Life with MS

Identifying and Communicating Your Healthcare Needs

By Megan Weigel
        Communicaging-Health-needs-(1).jpgEach person who lives with multiple sclerosis wonders and worries about different aspects of life. What your concerns are depends on your priorities prior to diagnosis and the changes that occur through the years. For example, perhaps you love to exercise and want to make sure you stay as mobile and limber as possible; maybe you want to start a family, and wonder about what that means for your MS medications; or maybe you want to be sure you plan for your future financially, no matter what it may look like. In any of these cases, conversations with your healthcare provider can help you make sound and safe decisions. The first big question is how do you start a conversation that gets you the answers you desire?

            Let me lead with some perspective. Your MS doctor visits are not usually long enough to discuss all of your needs. (Heads are probably nodding.) The current demands of the healthcare system, including the necessity of documenting quality measures and the electronic medical record, may take meaningful time away from the conversation you would like to have with your healthcare provider. (More heads are probably nodding, including those of your providers.) Your healthcare provider has an agenda that may be different than yours. He or she needs to know about relapses, disability progression, symptom change, MRI change, any tests you need updated, any medications or medical issues that have changed, while perhaps you would like to talk in-depth about a physical therapy or cognitive rehab plan. Rest assured; your healthcare provider wants to help you achieve your goals!

            A scenario that is often relayed to me is this: Your provider drives the visit. You have a couple of minutes left to ask a question that you have been stewing over for months. Your provider answers it with a quick, general response that does not satisfy you (and probably does not satisfy your provider, either). What next? How do you advocate for yourself and your needs? 

            If your questions are not answered in an office visit, and you are told to schedule a visit in a number of months that seems too far away, you get to choose the next step!  I would suggest a comment like this to your provider: “I have some things I would like to discuss with you related to my lifestyle and planning for the future. I would prefer to schedule a follow-up in one month rather than six so we can talk about those.” And guess what? Relief fills the room. Your provider, who wants to be a resource on whom you can count, gets the chance to provide you with meaningful time. You know you will have a focused visit and get your questions answered. It’s a win-win situation.

            The second big question is how do you prioritize your less immediate healthcare needs? By less immediate, I mean the burning questions that wake you up in the middle of the night, like how long you will be able to work, when and if you will have memory issues, when and if you will need help with mobility. It may seem odd that I positioned these questions as second; however, usually the issue of how to have a conversation with your provider provokes more anxiety than developing the questions. So, I thought we’d just get that out of the way!

            Following is a list of questions that might stimulate your thoughts.

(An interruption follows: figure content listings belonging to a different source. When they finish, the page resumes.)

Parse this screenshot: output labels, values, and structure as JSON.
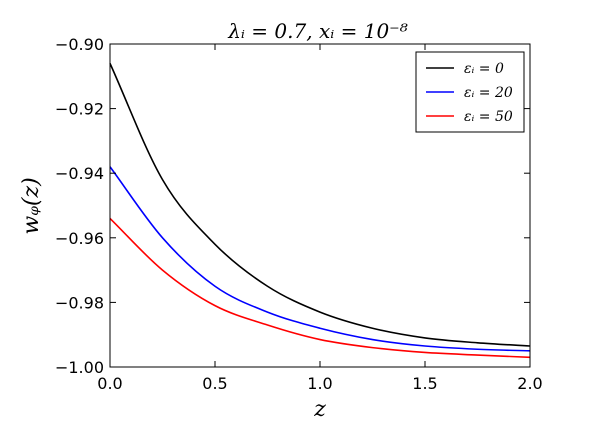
{
  "chart_data": {
    "type": "line",
    "title": "λᵢ = 0.7,      xᵢ = 10⁻⁸",
    "xlabel": "z",
    "ylabel": "wᵩ(z)",
    "xlim": [
      0.0,
      2.0
    ],
    "ylim": [
      -1.0,
      -0.9
    ],
    "xticks": [
      0.0,
      0.5,
      1.0,
      1.5,
      2.0
    ],
    "xtick_labels": [
      "0.0",
      "0.5",
      "1.0",
      "1.5",
      "2.0"
    ],
    "yticks": [
      -0.9,
      -0.92,
      -0.94,
      -0.96,
      -0.98,
      -1.0
    ],
    "ytick_labels": [
      "−0.90",
      "−0.92",
      "−0.94",
      "−0.96",
      "−0.98",
      "−1.00"
    ],
    "grid": false,
    "legend_position": "top-right",
    "x": [
      0.0,
      0.25,
      0.5,
      0.75,
      1.0,
      1.25,
      1.5,
      1.75,
      2.0
    ],
    "series": [
      {
        "name": "εᵢ = 0",
        "color": "#000000",
        "values": [
          -0.906,
          -0.942,
          -0.962,
          -0.975,
          -0.983,
          -0.988,
          -0.991,
          -0.9925,
          -0.9935
        ]
      },
      {
        "name": "εᵢ = 20",
        "color": "#0000ff",
        "values": [
          -0.938,
          -0.96,
          -0.975,
          -0.983,
          -0.988,
          -0.9915,
          -0.9935,
          -0.9945,
          -0.995
        ]
      },
      {
        "name": "εᵢ = 50",
        "color": "#ff0000",
        "values": [
          -0.954,
          -0.97,
          -0.981,
          -0.987,
          -0.9915,
          -0.994,
          -0.9955,
          -0.9963,
          -0.997
        ]
      }
    ]
  }
}
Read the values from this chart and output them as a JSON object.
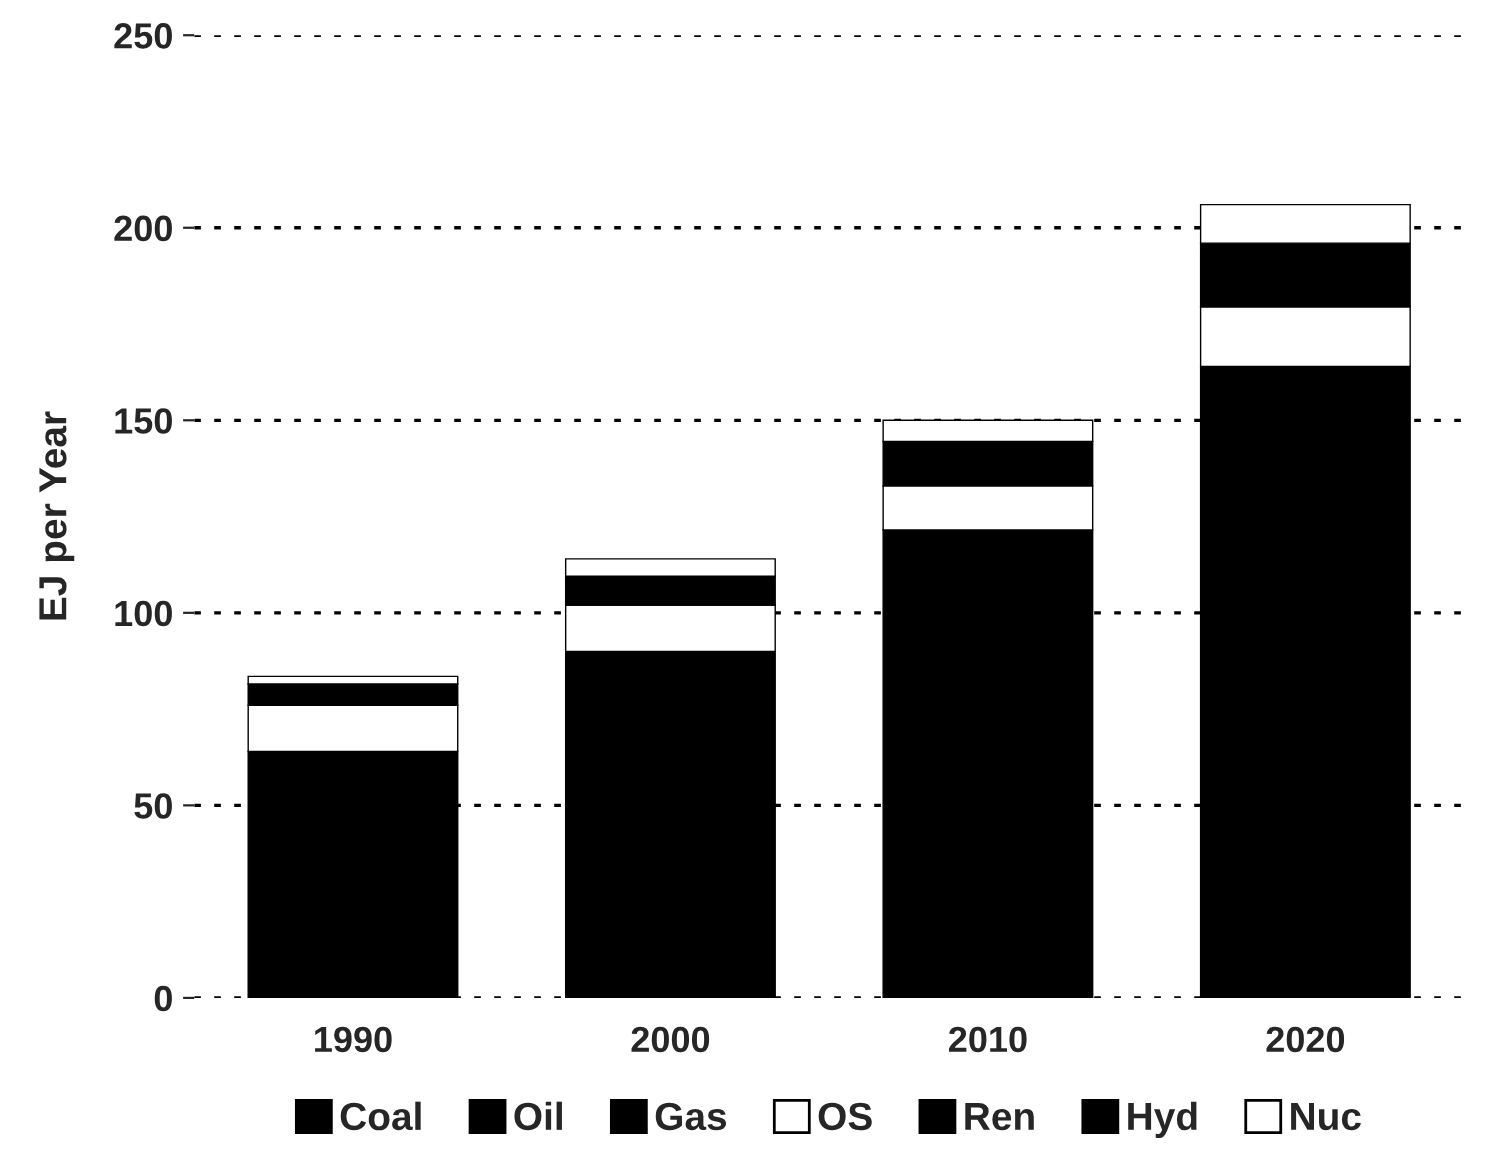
{
  "chart_data": {
    "type": "bar",
    "stacked": true,
    "ylabel": "EJ per Year",
    "categories": [
      "1990",
      "2000",
      "2010",
      "2020"
    ],
    "series": [
      {
        "name": "Coal",
        "color": "#000000",
        "values": [
          64,
          90,
          121.5,
          164
        ]
      },
      {
        "name": "Oil",
        "color": "#000000",
        "values": [
          0,
          0,
          0,
          0
        ]
      },
      {
        "name": "Gas",
        "color": "#000000",
        "values": [
          0,
          0,
          0,
          0
        ]
      },
      {
        "name": "OS",
        "color": "#ffffff",
        "values": [
          12,
          12,
          11.5,
          15.5
        ]
      },
      {
        "name": "Ren",
        "color": "#000000",
        "values": [
          5.5,
          7.5,
          11.5,
          16.5
        ]
      },
      {
        "name": "Hyd",
        "color": "#000000",
        "values": [
          0,
          0,
          0,
          0
        ]
      },
      {
        "name": "Nuc",
        "color": "#ffffff",
        "values": [
          2,
          4.5,
          5.5,
          10
        ]
      }
    ],
    "ylim": [
      0,
      250
    ],
    "yticks": [
      0,
      50,
      100,
      150,
      200,
      250
    ],
    "grid": "y",
    "legend": "bottom"
  }
}
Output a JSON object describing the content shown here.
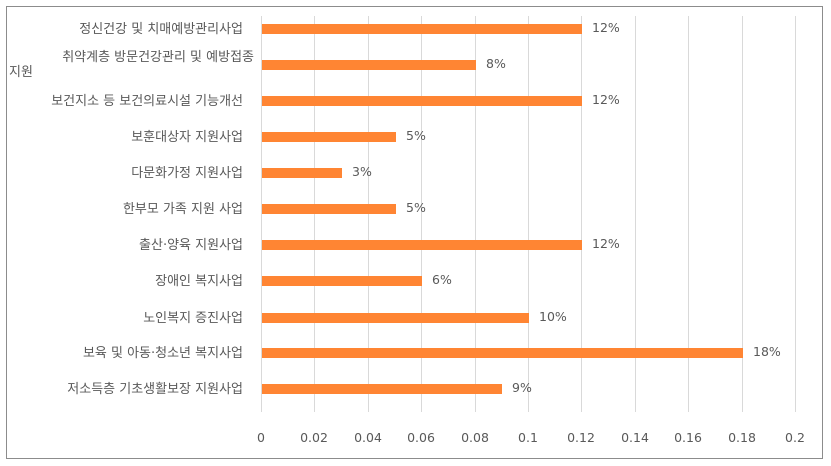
{
  "chart_data": {
    "type": "bar",
    "orientation": "horizontal",
    "title": "",
    "xlabel": "",
    "ylabel": "",
    "xlim": [
      0,
      0.2
    ],
    "grid": true,
    "legend": "none",
    "bar_color": "#ff8533",
    "categories": [
      "정신건강 및 치매예방관리사업",
      "취약계층 방문건강관리 및 예방접종 지원",
      "보건지소 등 보건의료시설 기능개선",
      "보훈대상자 지원사업",
      "다문화가정 지원사업",
      "한부모 가족 지원 사업",
      "출산·양육 지원사업",
      "장애인 복지사업",
      "노인복지 증진사업",
      "보육 및 아동·청소년 복지사업",
      "저소득층 기초생활보장 지원사업"
    ],
    "values": [
      0.12,
      0.08,
      0.12,
      0.05,
      0.03,
      0.05,
      0.12,
      0.06,
      0.1,
      0.18,
      0.09
    ],
    "data_labels": [
      "12%",
      "8%",
      "12%",
      "5%",
      "3%",
      "5%",
      "12%",
      "6%",
      "10%",
      "18%",
      "9%"
    ],
    "x_ticks": [
      "0",
      "0.02",
      "0.04",
      "0.06",
      "0.08",
      "0.1",
      "0.12",
      "0.14",
      "0.16",
      "0.18",
      "0.2"
    ]
  },
  "labels": {
    "cat0_line1": "정신건강 및 치매예방관리사업",
    "cat1_line1": "취약계층 방문건강관리 및 예방접종",
    "cat1_line2": "지원",
    "cat2_line1": "보건지소 등 보건의료시설 기능개선",
    "cat3_line1": "보훈대상자 지원사업",
    "cat4_line1": "다문화가정 지원사업",
    "cat5_line1": "한부모 가족 지원 사업",
    "cat6_line1": "출산·양육 지원사업",
    "cat7_line1": "장애인 복지사업",
    "cat8_line1": "노인복지 증진사업",
    "cat9_line1": "보육 및 아동·청소년 복지사업",
    "cat10_line1": "저소득층 기초생활보장 지원사업"
  }
}
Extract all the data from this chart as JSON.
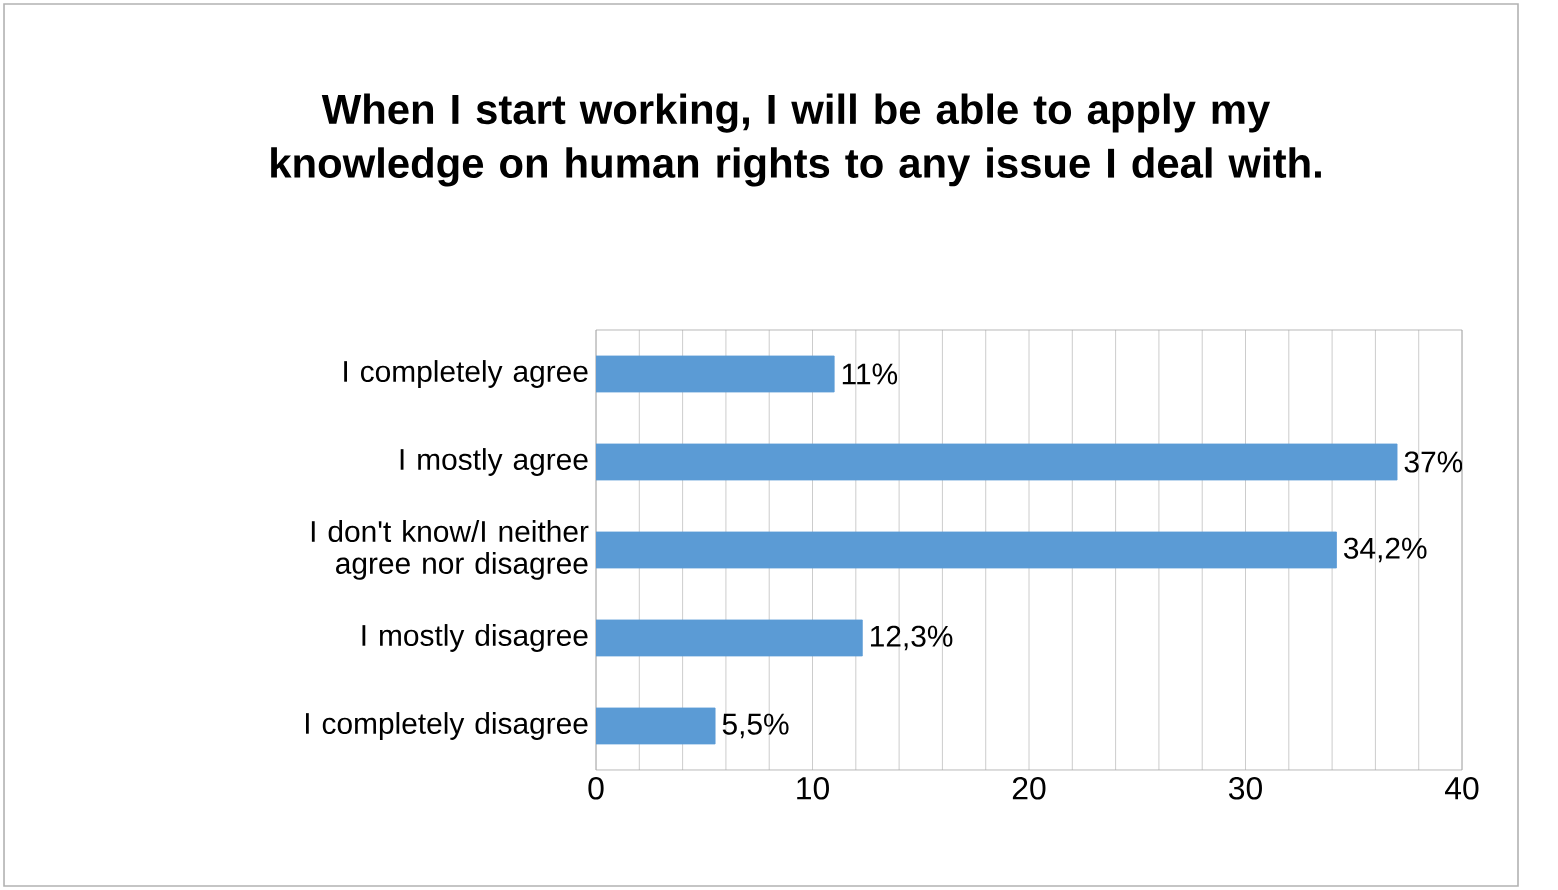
{
  "chart_data": {
    "type": "bar",
    "orientation": "horizontal",
    "title": "When I start working, I will be able to apply my knowledge on human rights to any issue I deal with.",
    "categories": [
      "I completely agree",
      "I mostly agree",
      "I don't know/I neither agree nor disagree",
      "I mostly disagree",
      "I completely disagree"
    ],
    "values": [
      11,
      37,
      34.2,
      12.3,
      5.5
    ],
    "value_labels": [
      "11%",
      "37%",
      "34,2%",
      "12,3%",
      "5,5%"
    ],
    "color": "#5b9bd5",
    "xlim": [
      0,
      40
    ],
    "xticks": [
      0,
      {
        "value": 2,
        "label": null
      },
      {
        "value": 4,
        "label": null
      },
      {
        "value": 6,
        "label": null
      },
      {
        "value": 8,
        "label": null
      },
      10,
      {
        "value": 12,
        "label": null
      },
      {
        "value": 14,
        "label": null
      },
      {
        "value": 16,
        "label": null
      },
      {
        "value": 18,
        "label": null
      },
      20,
      {
        "value": 22,
        "label": null
      },
      {
        "value": 24,
        "label": null
      },
      {
        "value": 26,
        "label": null
      },
      {
        "value": 28,
        "label": null
      },
      30,
      {
        "value": 32,
        "label": null
      },
      {
        "value": 34,
        "label": null
      },
      {
        "value": 36,
        "label": null
      },
      {
        "value": 38,
        "label": null
      },
      40
    ],
    "grid": "x"
  }
}
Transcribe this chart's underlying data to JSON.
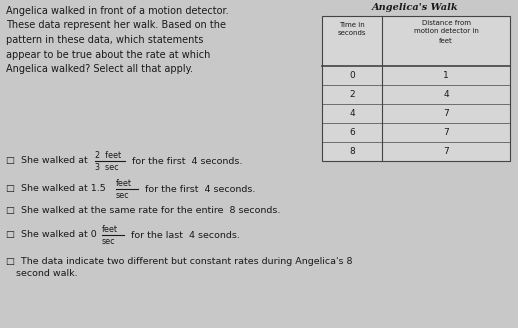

Think about these as starting points for discussion with your family, support partners, and friends. Prioritize the issues as they are most meaningful in your life, then take them to your healthcare provider.

• Do I need a living will or healthcare surrogate? How do I create one? (By the way, the answer is yes, you should have one, no matter your age and whether or not you have MS!)
• Should I let my employer know I have MS? What can I do about this symptom that’s affecting my work?
• What is the Family Medical Leave Act? Should I have those forms filled out just in case? What about short-term and long-term disability?
• I am planning to start a family. What does that mean for my MS and for the medications that I take? What happens to MS in pregnancy and after the baby is born? Can I breastfeed? 
• I feel like I am slowing down when I move. Do you think a physical therapy evaluation would help me? 
• I have noticed that I can’t multitask like I used to. Would neuropsychometric testing be beneficial for me?
• Recently I find myself worrying about the future and the unknowns. Does counseling help people with MS? 
• We are thinking about remodeling our home. Would adding parameters for disability access be a smart move?
• I have noticed that when I eat certain foods, I don’t feel as well. Can you tell me how nutrition might benefit MS? Should I see a nutritionist?
• We need some help at home. What are my resources?

            No matter where you are living on the MS spectrum, at least one of these questions should resonate with you. While these are often the exact thoughts that produce worry and anxiety, getting them answered is an easy solution to calming those disturbing feelings.  I encourage you to work out your worries about these topics with your MS provider in order to improve your sense of well-being.